Pour sa part, Chantal-Irène Coulombe, une des organisatrices du JiveFest, croit que c’est « l’énergie qui se dégage » de la danse et de la musique qui rallie les jeunes.

« C’est la musique que nos parents écoutaient. C’est quelque chose qui est bon et qui est bien fait. C’est léger et festif. »

L’habit ne fait pas le moine

Depuis quelques années, la mode rétro est particulièrement populaire. Pour preuve, les sites d’achats en ligne tels que modcloth.com et dress911.ca regorgent de robes d’inspiration fifties.

Si cette tendance donne davantage de visibilité au phénomène, elle n’y est pas forcément liée, soutient M. Osmani.

« Il y a beaucoup de gens qui s’habillent rétro et qui ne dansent pas le jive, et vice-versa. On a plusieurs danseurs qui s’habillent d’une manière plus classique. »

Pour sa part, Mme Coulombe croit que cette mode « est un classique qui va toujours rester ».

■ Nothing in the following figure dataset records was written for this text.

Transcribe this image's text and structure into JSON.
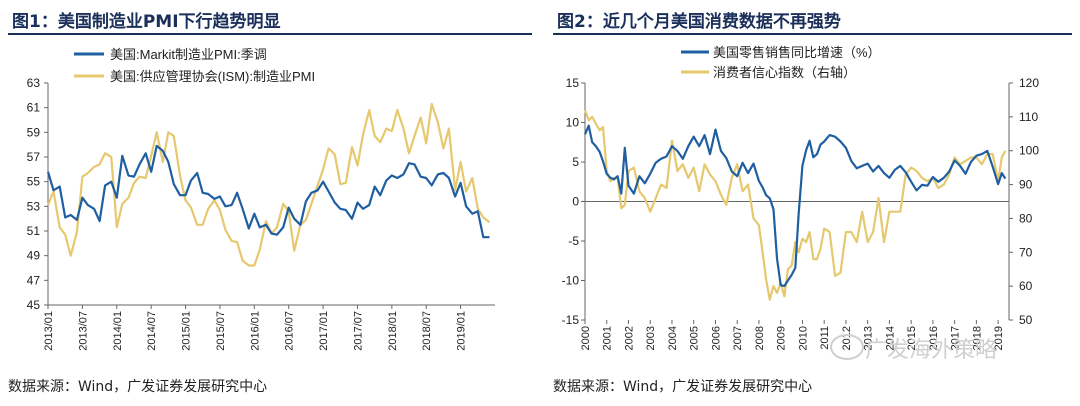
{
  "left": {
    "title": "图1：美国制造业PMI下行趋势明显",
    "source": "数据来源：Wind，广发证券发展研究中心",
    "chart_data": {
      "type": "line",
      "legend_position": "top-left",
      "ylim": [
        45,
        63
      ],
      "yticks": [
        45,
        47,
        49,
        51,
        53,
        55,
        57,
        59,
        61,
        63
      ],
      "xlim": [
        2013.0,
        2019.5
      ],
      "xtick_labels": [
        "2013/01",
        "2013/07",
        "2014/01",
        "2014/07",
        "2015/01",
        "2015/07",
        "2016/01",
        "2016/07",
        "2017/01",
        "2017/07",
        "2018/01",
        "2018/07",
        "2019/01"
      ],
      "xtick_values": [
        2013.0,
        2013.5,
        2014.0,
        2014.5,
        2015.0,
        2015.5,
        2016.0,
        2016.5,
        2017.0,
        2017.5,
        2018.0,
        2018.5,
        2019.0
      ],
      "series": [
        {
          "name": "美国:Markit制造业PMI:季调",
          "color": "#1f5fa1",
          "x": [
            2013.0,
            2013.08,
            2013.17,
            2013.25,
            2013.33,
            2013.42,
            2013.5,
            2013.58,
            2013.67,
            2013.75,
            2013.83,
            2013.92,
            2014.0,
            2014.08,
            2014.17,
            2014.25,
            2014.33,
            2014.42,
            2014.5,
            2014.58,
            2014.67,
            2014.75,
            2014.83,
            2014.92,
            2015.0,
            2015.08,
            2015.17,
            2015.25,
            2015.33,
            2015.42,
            2015.5,
            2015.58,
            2015.67,
            2015.75,
            2015.83,
            2015.92,
            2016.0,
            2016.08,
            2016.17,
            2016.25,
            2016.33,
            2016.42,
            2016.5,
            2016.58,
            2016.67,
            2016.75,
            2016.83,
            2016.92,
            2017.0,
            2017.08,
            2017.17,
            2017.25,
            2017.33,
            2017.42,
            2017.5,
            2017.58,
            2017.67,
            2017.75,
            2017.83,
            2017.92,
            2018.0,
            2018.08,
            2018.17,
            2018.25,
            2018.33,
            2018.42,
            2018.5,
            2018.58,
            2018.67,
            2018.75,
            2018.83,
            2018.92,
            2019.0,
            2019.08,
            2019.17,
            2019.25,
            2019.33,
            2019.42
          ],
          "values": [
            55.8,
            54.3,
            54.6,
            52.1,
            52.3,
            51.9,
            53.7,
            53.1,
            52.8,
            51.8,
            54.7,
            55.0,
            53.7,
            57.1,
            55.5,
            55.4,
            56.4,
            57.3,
            55.8,
            57.9,
            57.5,
            56.6,
            54.8,
            53.9,
            53.9,
            55.1,
            55.7,
            54.1,
            54.0,
            53.6,
            53.8,
            53.0,
            53.1,
            54.1,
            52.8,
            51.2,
            52.4,
            51.3,
            51.5,
            50.8,
            50.7,
            51.3,
            52.9,
            52.0,
            51.5,
            53.4,
            54.1,
            54.3,
            55.0,
            54.2,
            53.3,
            52.8,
            52.7,
            52.0,
            53.3,
            52.8,
            53.1,
            54.6,
            53.9,
            55.1,
            55.5,
            55.3,
            55.6,
            56.5,
            56.4,
            55.4,
            55.3,
            54.7,
            55.6,
            55.7,
            55.3,
            53.8,
            54.9,
            53.0,
            52.4,
            52.6,
            50.5,
            50.5
          ]
        },
        {
          "name": "美国:供应管理协会(ISM):制造业PMI",
          "color": "#e6c86e",
          "x": [
            2013.0,
            2013.08,
            2013.17,
            2013.25,
            2013.33,
            2013.42,
            2013.5,
            2013.58,
            2013.67,
            2013.75,
            2013.83,
            2013.92,
            2014.0,
            2014.08,
            2014.17,
            2014.25,
            2014.33,
            2014.42,
            2014.5,
            2014.58,
            2014.67,
            2014.75,
            2014.83,
            2014.92,
            2015.0,
            2015.08,
            2015.17,
            2015.25,
            2015.33,
            2015.42,
            2015.5,
            2015.58,
            2015.67,
            2015.75,
            2015.83,
            2015.92,
            2016.0,
            2016.08,
            2016.17,
            2016.25,
            2016.33,
            2016.42,
            2016.5,
            2016.58,
            2016.67,
            2016.75,
            2016.83,
            2016.92,
            2017.0,
            2017.08,
            2017.17,
            2017.25,
            2017.33,
            2017.42,
            2017.5,
            2017.58,
            2017.67,
            2017.75,
            2017.83,
            2017.92,
            2018.0,
            2018.08,
            2018.17,
            2018.25,
            2018.33,
            2018.42,
            2018.5,
            2018.58,
            2018.67,
            2018.75,
            2018.83,
            2018.92,
            2019.0,
            2019.08,
            2019.17,
            2019.25,
            2019.33,
            2019.42
          ],
          "values": [
            53.1,
            54.2,
            51.3,
            50.7,
            49.0,
            50.9,
            55.4,
            55.7,
            56.2,
            56.4,
            57.3,
            57.0,
            51.3,
            53.2,
            53.7,
            54.9,
            55.4,
            55.3,
            57.1,
            59.0,
            56.6,
            59.0,
            58.7,
            55.5,
            53.5,
            52.9,
            51.5,
            51.5,
            52.8,
            53.5,
            52.7,
            51.1,
            50.2,
            50.1,
            48.6,
            48.2,
            48.2,
            49.5,
            51.8,
            50.8,
            51.3,
            53.2,
            52.6,
            49.4,
            51.5,
            51.9,
            53.2,
            54.7,
            56.0,
            57.7,
            57.2,
            54.8,
            54.9,
            57.8,
            56.3,
            58.8,
            60.8,
            58.7,
            58.2,
            59.3,
            59.1,
            60.8,
            59.3,
            57.3,
            58.7,
            60.2,
            58.1,
            61.3,
            59.8,
            57.7,
            59.3,
            54.3,
            56.6,
            54.2,
            55.3,
            52.8,
            52.1,
            51.7
          ]
        }
      ]
    }
  },
  "right": {
    "title": "图2：近几个月美国消费数据不再强势",
    "source": "数据来源：Wind，广发证券发展研究中心",
    "watermark": "广发海外策略",
    "chart_data": {
      "type": "line",
      "legend_position": "top-left",
      "ylim_left": [
        -15,
        15
      ],
      "yticks_left": [
        -15,
        -10,
        -5,
        0,
        5,
        10,
        15
      ],
      "ylim_right": [
        50,
        120
      ],
      "yticks_right": [
        50,
        60,
        70,
        80,
        90,
        100,
        110,
        120
      ],
      "xlim": [
        2000.0,
        2019.5
      ],
      "xtick_labels": [
        "2000",
        "2001",
        "2002",
        "2003",
        "2004",
        "2005",
        "2006",
        "2007",
        "2008",
        "2009",
        "2010",
        "2011",
        "2012",
        "2013",
        "2014",
        "2015",
        "2016",
        "2017",
        "2018",
        "2019"
      ],
      "xtick_values": [
        2000,
        2001,
        2002,
        2003,
        2004,
        2005,
        2006,
        2007,
        2008,
        2009,
        2010,
        2011,
        2012,
        2013,
        2014,
        2015,
        2016,
        2017,
        2018,
        2019
      ],
      "series": [
        {
          "name": "美国零售销售同比增速（%）",
          "axis": "left",
          "color": "#1f5fa1",
          "x": [
            2000.0,
            2000.17,
            2000.33,
            2000.5,
            2000.67,
            2000.83,
            2001.0,
            2001.17,
            2001.33,
            2001.5,
            2001.67,
            2001.83,
            2002.0,
            2002.25,
            2002.5,
            2002.75,
            2003.0,
            2003.25,
            2003.5,
            2003.75,
            2004.0,
            2004.25,
            2004.5,
            2004.75,
            2005.0,
            2005.25,
            2005.5,
            2005.75,
            2006.0,
            2006.25,
            2006.5,
            2006.75,
            2007.0,
            2007.25,
            2007.5,
            2007.75,
            2008.0,
            2008.17,
            2008.33,
            2008.5,
            2008.67,
            2008.83,
            2009.0,
            2009.17,
            2009.33,
            2009.5,
            2009.67,
            2009.83,
            2010.0,
            2010.17,
            2010.33,
            2010.5,
            2010.67,
            2010.83,
            2011.0,
            2011.25,
            2011.5,
            2011.75,
            2012.0,
            2012.25,
            2012.5,
            2012.75,
            2013.0,
            2013.25,
            2013.5,
            2013.75,
            2014.0,
            2014.25,
            2014.5,
            2014.75,
            2015.0,
            2015.25,
            2015.5,
            2015.75,
            2016.0,
            2016.25,
            2016.5,
            2016.75,
            2017.0,
            2017.25,
            2017.5,
            2017.75,
            2018.0,
            2018.25,
            2018.5,
            2018.75,
            2019.0,
            2019.17,
            2019.33
          ],
          "values": [
            8.5,
            9.6,
            7.5,
            7.0,
            6.3,
            5.1,
            3.5,
            3.0,
            2.8,
            3.2,
            1.0,
            6.8,
            2.0,
            1.0,
            3.2,
            2.3,
            3.5,
            4.9,
            5.4,
            5.7,
            7.0,
            6.4,
            5.4,
            7.0,
            8.2,
            7.0,
            8.4,
            6.0,
            9.1,
            6.4,
            5.5,
            3.8,
            3.2,
            4.9,
            3.6,
            4.8,
            2.6,
            1.8,
            0.8,
            0.4,
            -1.0,
            -7.2,
            -10.6,
            -10.7,
            -10.0,
            -9.3,
            -8.4,
            -1.5,
            4.5,
            6.5,
            7.7,
            5.6,
            6.0,
            7.2,
            7.6,
            8.4,
            8.2,
            7.6,
            6.8,
            5.1,
            4.2,
            4.5,
            4.8,
            3.8,
            4.5,
            3.6,
            3.0,
            4.0,
            4.5,
            3.7,
            2.5,
            1.4,
            2.1,
            2.0,
            3.1,
            2.5,
            3.0,
            3.8,
            5.2,
            4.5,
            3.5,
            5.0,
            5.8,
            6.0,
            6.4,
            4.4,
            2.2,
            3.6,
            2.9
          ]
        },
        {
          "name": "消费者信心指数（右轴）",
          "axis": "right",
          "color": "#e6c86e",
          "x": [
            2000.0,
            2000.17,
            2000.33,
            2000.5,
            2000.67,
            2000.83,
            2001.0,
            2001.17,
            2001.33,
            2001.5,
            2001.67,
            2001.83,
            2002.0,
            2002.25,
            2002.5,
            2002.75,
            2003.0,
            2003.25,
            2003.5,
            2003.75,
            2004.0,
            2004.25,
            2004.5,
            2004.75,
            2005.0,
            2005.25,
            2005.5,
            2005.75,
            2006.0,
            2006.25,
            2006.5,
            2006.75,
            2007.0,
            2007.25,
            2007.5,
            2007.75,
            2008.0,
            2008.17,
            2008.33,
            2008.5,
            2008.67,
            2008.83,
            2009.0,
            2009.17,
            2009.33,
            2009.5,
            2009.67,
            2009.83,
            2010.0,
            2010.17,
            2010.33,
            2010.5,
            2010.67,
            2010.83,
            2011.0,
            2011.25,
            2011.5,
            2011.75,
            2012.0,
            2012.25,
            2012.5,
            2012.75,
            2013.0,
            2013.25,
            2013.5,
            2013.75,
            2014.0,
            2014.25,
            2014.5,
            2014.75,
            2015.0,
            2015.25,
            2015.5,
            2015.75,
            2016.0,
            2016.25,
            2016.5,
            2016.75,
            2017.0,
            2017.25,
            2017.5,
            2017.75,
            2018.0,
            2018.25,
            2018.5,
            2018.75,
            2019.0,
            2019.17,
            2019.33
          ],
          "values": [
            112,
            109,
            110,
            108,
            106,
            107,
            94,
            91,
            92,
            92,
            83,
            84,
            94,
            95,
            88,
            86,
            82,
            86,
            90,
            89,
            103,
            94,
            96,
            92,
            95,
            88,
            96,
            93,
            91,
            87,
            84,
            92,
            96,
            88,
            90,
            80,
            78,
            70,
            62,
            56,
            60,
            58,
            61,
            57,
            65,
            66,
            73,
            70,
            74,
            73,
            76,
            68,
            68,
            71,
            77,
            76,
            63,
            64,
            76,
            76,
            73,
            82,
            73,
            76,
            86,
            73,
            82,
            82,
            82,
            93,
            95,
            94,
            92,
            91,
            92,
            89,
            90,
            93,
            98,
            96,
            97,
            98,
            98,
            96,
            99,
            99,
            91,
            98,
            100
          ]
        }
      ]
    }
  }
}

Origine du rockabilly jive

Le rockabilly jive a vu le jour dans les années 1950.

« C’est parti du swing. Comme c’était une danse de militaire sur les bateaux, qui est ensuite devenue une danse de bar, les danseurs avaient moins de place pour bouger et ils ont modifié les pas. La musique s’est aussi accélérée. Il n’y a pas d’origine précise du jive, car c’est une danse qui s’est beaucoup modifiée. La forme que l’on connaît présentement a beaucoup été peaufinée en Angleterre dans les années 1970 », explique Luc Osmani, professeur de rockabilly jive.

« Le jive est une danse très rapide et, contrairement aux autres, la follow (cavalière) et le lead (cavalier) ne font pas des gestes miroirs. La fille va tourner beaucoup, beaucoup, beaucoup tandis que le gars va faire des pas de côté en contraste », illustre pour sa part Chantal-Irène Coulombe.